The Gospel Music Association's official definition of a praise and worship album states that most of it must include "participatory" music sung by artists known for leading worship in local or national settings. "The audience is not a spectator," said Frank Breeden, president of the Nashville, Tenn.-based organization. "They're a participant."

Songs can range from contemplative to hard rock, but they are "vertical in nature," says Breeden, or aimed at God. Don Moen, executive vice president of Integrity Music, the Mobile, Ala.-based co-sponsor of the tour, said the music is intended to be inspirationally intimate. "This music is a little bit more directed to encouraging people to have a personal relationship with God," said Moen, another worship leader on the tour. "Rather than `Let's sing about God,' these are directed towards him."

Nicole C. Mullen, whose worship song "Redeemer" garnered the Gospel Music Association's Dove Award for song of the year in April, said the music addresses God horizontally, too. "While I am singing of his mercies and I'm thanking him for being merciful to me, at the same time I'm having to tell everybody else about how good he's been," she said.

Although the faces of the audience attending the tour concert were often filled with joy, the performers couldn't ignore its sad timing, just a month after the terrorist attacks of Sept. 11. That was especially true when Moen introduced "God Is Good All The Time." "We thought about not singing this song tonight because I didn't want it to be a trite thing in light of everything that's been happening here, in New York and in Pennsylvania," he said. "And I just thought is it appropriate?"

The audience roared with approval and Moen agreed. "There's a real power tonight in being able to declare, `God you are good in the midst of every situation that we're facing tonight,'" he said.

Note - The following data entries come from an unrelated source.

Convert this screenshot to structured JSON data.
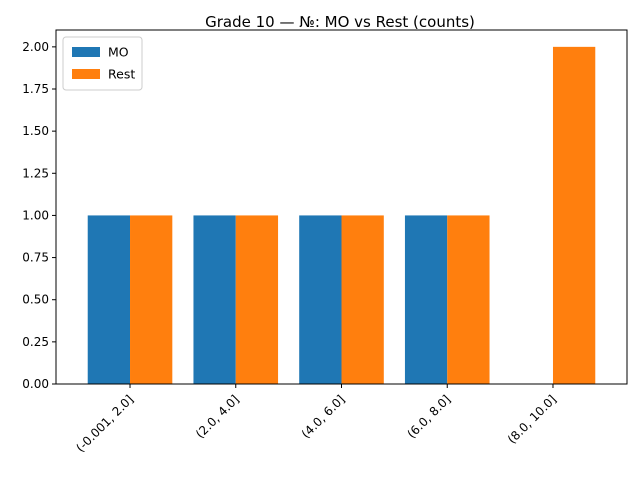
{
  "chart_data": {
    "type": "bar",
    "title": "Grade 10 — №: MO vs Rest (counts)",
    "xlabel": "",
    "ylabel": "",
    "categories": [
      "(-0.001, 2.0]",
      "(2.0, 4.0]",
      "(4.0, 6.0]",
      "(6.0, 8.0]",
      "(8.0, 10.0]"
    ],
    "series": [
      {
        "name": "MO",
        "color": "#1f77b4",
        "values": [
          1,
          1,
          1,
          1,
          0
        ]
      },
      {
        "name": "Rest",
        "color": "#ff7f0e",
        "values": [
          1,
          1,
          1,
          1,
          2
        ]
      }
    ],
    "ylim": [
      0,
      2.1
    ],
    "yticks": [
      "0.00",
      "0.25",
      "0.50",
      "0.75",
      "1.00",
      "1.25",
      "1.50",
      "1.75",
      "2.00"
    ],
    "legend": "top-left",
    "grid": false
  }
}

Though praise and worship music has its multitude of fans, it also has detractors, both musical and theological. While the "Songs 4 Worship--Shout to the Lord" CDs have an "all-star lineup," wrote Washington Post critic Mike Joyce, "it doesn't take long for these often bland performances to begin blurring into each other."

Carl P. Daw Jr., executive director of the Hymn Society in the United States and Canada, does not completely reject the music, but advocates its inclusion along with more traditional music in what are now commonly known as services of "blended" worship. He worries that the value of historic hymns in exploring theological issues in depth can be lost if they are rejected for praise and worship styles.

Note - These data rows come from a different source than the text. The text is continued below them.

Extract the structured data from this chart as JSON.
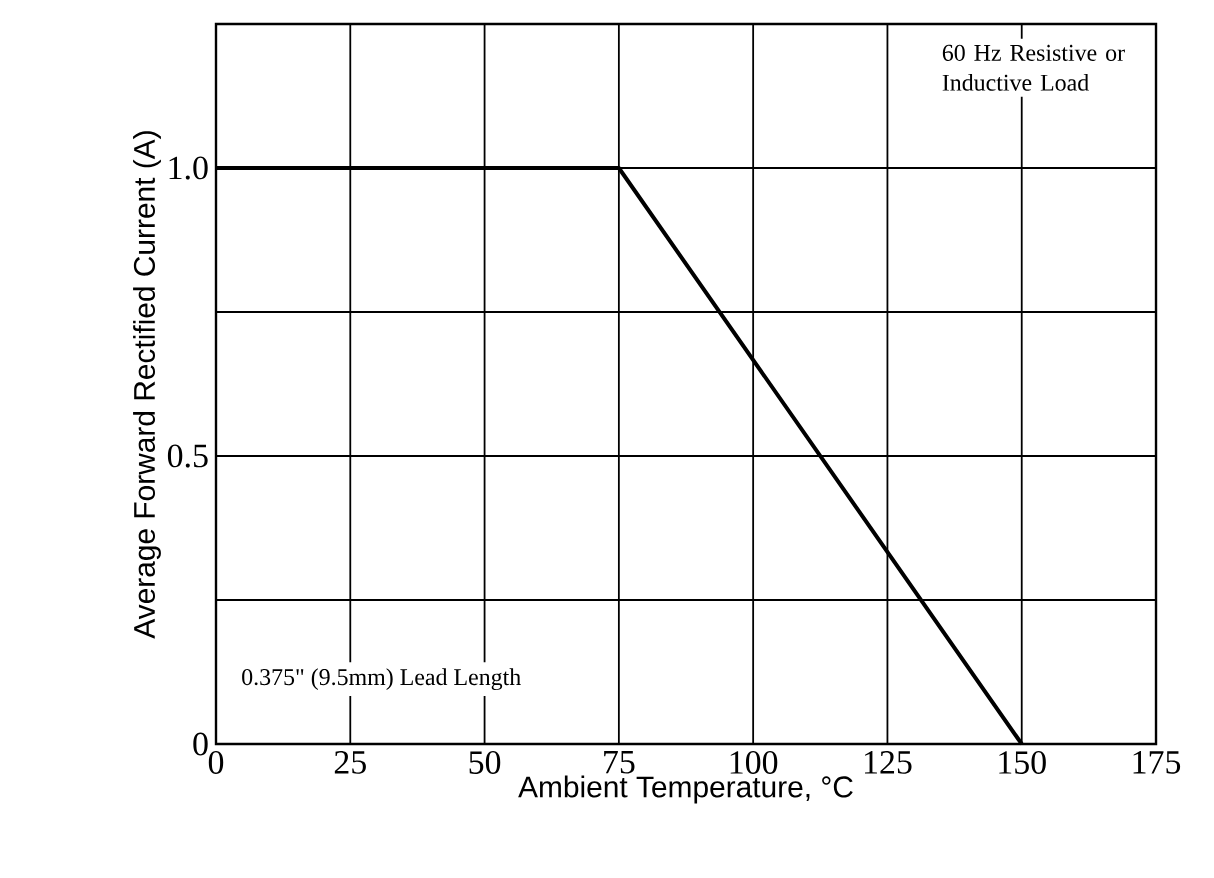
{
  "chart_data": {
    "type": "line",
    "x": [
      0,
      75,
      150
    ],
    "values": [
      1.0,
      1.0,
      0
    ],
    "color": "#000000",
    "xlim": [
      0,
      175
    ],
    "xticks": [
      0,
      25,
      50,
      75,
      100,
      125,
      150,
      175
    ],
    "ylim": [
      0,
      1.25
    ],
    "yticks": [
      0,
      {
        "value": 0.25,
        "label": null
      },
      0.5,
      {
        "value": 0.75,
        "label": null
      },
      {
        "value": 1.0,
        "label": "1.0"
      }
    ],
    "xlabel": "Ambient Temperature, °C",
    "ylabel": "Average Forward Rectified Current (A)",
    "annotations": [
      "60 Hz Resistive or Inductive Load",
      "0.375\" (9.5mm) Lead Length"
    ],
    "grid": true,
    "marker": "none",
    "line_style": "solid"
  }
}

Daw added that the modern choruses' focus on unison singing means the loss of harmony and, perhaps, voices of some congregational singers who cannot comfortably sing a melody line. "Singing in harmony is really a theological statement about unity and diversity," he said.

Breeden, of the Gospel Music Association, sometimes is wistful about notes on a page when many praise choruses are sung using lyrics printed on a sheet or flashed on a screen. But he thinks that is a necessary trade-off. "As a musician of over 30 years, I do miss some of the aesthetic qualities that occur with traditional hymnody," he said. "But I believe that the energy and the vitality of the worship experience that the modern music (forms) have brought more than make up for the loss of the aesthetics."

Concertgoers to the "Songs 4 Worship" tour said the music means more to them than just a time of celebration at church or in an arena. Katie Ziselberger, a vocational counselor from Gaithersburg, Md., said the music from Smith's latest CD proved a comfort to her when she listened to it at home as she awaited word on the welfare of a cousin who works on Wall Street on Sept. 11--the day the CD was released to stores. The cousin was fine. "I may not be blessed with the gift of song," said Ziselberger, who attends a Pentecostal church. "But I am totally blessed by God's music and I love to hear it all the time."